When the Supreme Court ruled in favor of same-sex marriage, everyone wondered what the ruling would mean to bakers, florists, photographers, and others who choose not to participate in a same-sex ceremony. Next year we will find out.
The high court decided to take the case of Christian baker Jack Phillips. When two men visited his Masterpiece Cakes bakery in 2012 and asked for a same-sex wedding cake, he refused. The men filed a complaint with the Colorado Civil Rights Commission and launched a campaign against Phillips. Lower courts ruled that Jack Phillips discriminated against the two men and was ordered to make cakes for homosexuals. Phillips has said he would close down the bakery before he would compromise his beliefs.
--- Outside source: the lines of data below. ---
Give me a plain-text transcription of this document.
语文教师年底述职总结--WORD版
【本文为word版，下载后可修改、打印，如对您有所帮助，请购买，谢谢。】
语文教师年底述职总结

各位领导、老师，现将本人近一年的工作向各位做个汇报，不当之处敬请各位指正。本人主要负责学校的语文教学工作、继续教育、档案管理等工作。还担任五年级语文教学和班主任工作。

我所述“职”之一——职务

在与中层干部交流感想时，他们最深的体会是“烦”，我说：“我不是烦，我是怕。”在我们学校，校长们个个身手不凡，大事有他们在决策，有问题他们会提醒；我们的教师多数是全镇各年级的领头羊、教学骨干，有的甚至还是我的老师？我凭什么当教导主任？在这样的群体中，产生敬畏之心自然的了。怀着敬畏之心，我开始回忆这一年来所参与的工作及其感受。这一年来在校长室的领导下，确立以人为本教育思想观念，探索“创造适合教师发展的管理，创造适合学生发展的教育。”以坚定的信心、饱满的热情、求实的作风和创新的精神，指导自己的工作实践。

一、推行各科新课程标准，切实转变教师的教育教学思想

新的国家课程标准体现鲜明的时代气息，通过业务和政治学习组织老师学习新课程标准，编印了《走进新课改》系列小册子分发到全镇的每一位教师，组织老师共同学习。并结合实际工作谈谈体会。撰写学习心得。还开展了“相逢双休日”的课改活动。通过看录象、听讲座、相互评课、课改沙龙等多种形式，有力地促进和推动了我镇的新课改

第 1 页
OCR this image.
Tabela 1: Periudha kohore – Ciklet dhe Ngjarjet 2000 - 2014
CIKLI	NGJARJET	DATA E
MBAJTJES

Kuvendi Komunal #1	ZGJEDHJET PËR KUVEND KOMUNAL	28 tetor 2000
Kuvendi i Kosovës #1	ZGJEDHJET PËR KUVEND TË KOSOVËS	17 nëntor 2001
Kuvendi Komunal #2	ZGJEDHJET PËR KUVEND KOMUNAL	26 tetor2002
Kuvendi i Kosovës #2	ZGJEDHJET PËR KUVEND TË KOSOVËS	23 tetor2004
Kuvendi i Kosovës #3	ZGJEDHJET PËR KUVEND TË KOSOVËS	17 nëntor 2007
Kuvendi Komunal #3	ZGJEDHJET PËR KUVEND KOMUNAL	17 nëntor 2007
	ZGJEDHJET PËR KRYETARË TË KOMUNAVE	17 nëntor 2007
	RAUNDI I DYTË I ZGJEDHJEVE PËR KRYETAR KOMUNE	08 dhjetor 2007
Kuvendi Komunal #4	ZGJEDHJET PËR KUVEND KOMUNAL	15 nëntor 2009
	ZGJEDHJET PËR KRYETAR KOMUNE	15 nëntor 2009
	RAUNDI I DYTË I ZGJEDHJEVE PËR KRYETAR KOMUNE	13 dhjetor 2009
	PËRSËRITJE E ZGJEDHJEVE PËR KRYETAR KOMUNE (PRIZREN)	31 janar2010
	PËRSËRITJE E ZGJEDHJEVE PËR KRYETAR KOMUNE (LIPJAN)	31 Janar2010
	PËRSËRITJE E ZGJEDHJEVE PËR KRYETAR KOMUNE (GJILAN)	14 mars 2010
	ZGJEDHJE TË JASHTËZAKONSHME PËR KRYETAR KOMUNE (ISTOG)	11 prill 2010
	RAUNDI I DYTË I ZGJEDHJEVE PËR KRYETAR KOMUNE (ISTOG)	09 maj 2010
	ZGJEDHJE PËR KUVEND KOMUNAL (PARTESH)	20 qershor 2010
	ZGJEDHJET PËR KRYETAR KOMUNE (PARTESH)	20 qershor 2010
The Supreme Court decision in his case will likely have a far-reaching impact in other cases. The court’s decision may also determine the fate of Aaron and Melissa Klein (Sweet Cakes) in Oregon and Barronelle Stutzman (Arlene’s Flower) in Washington and other such cases.
In the Supreme Court decision, Justice Kennedy did make room for religious disagreement with same-sex marriage in what some have called “the golden paragraph.” He added that, “It must be emphasized that religions, and those who adhere to religious doctrines, may continue to advocate with utmost, sincere conviction that, by divine precepts, same-sex marriage should not be condoned.” He went on to assure religious groups that the First Amendment gives proper protection to those beliefs.
Will that paragraph be enough to protect Jack Phillips and other Christians of conscience? I doubt it. It may give some slight protection to churches and Christian groups but I doubt that it will protect Christians who are accused of violating anti-discrimination laws and public accommodation laws. As you can see, the case next year will be a very important case.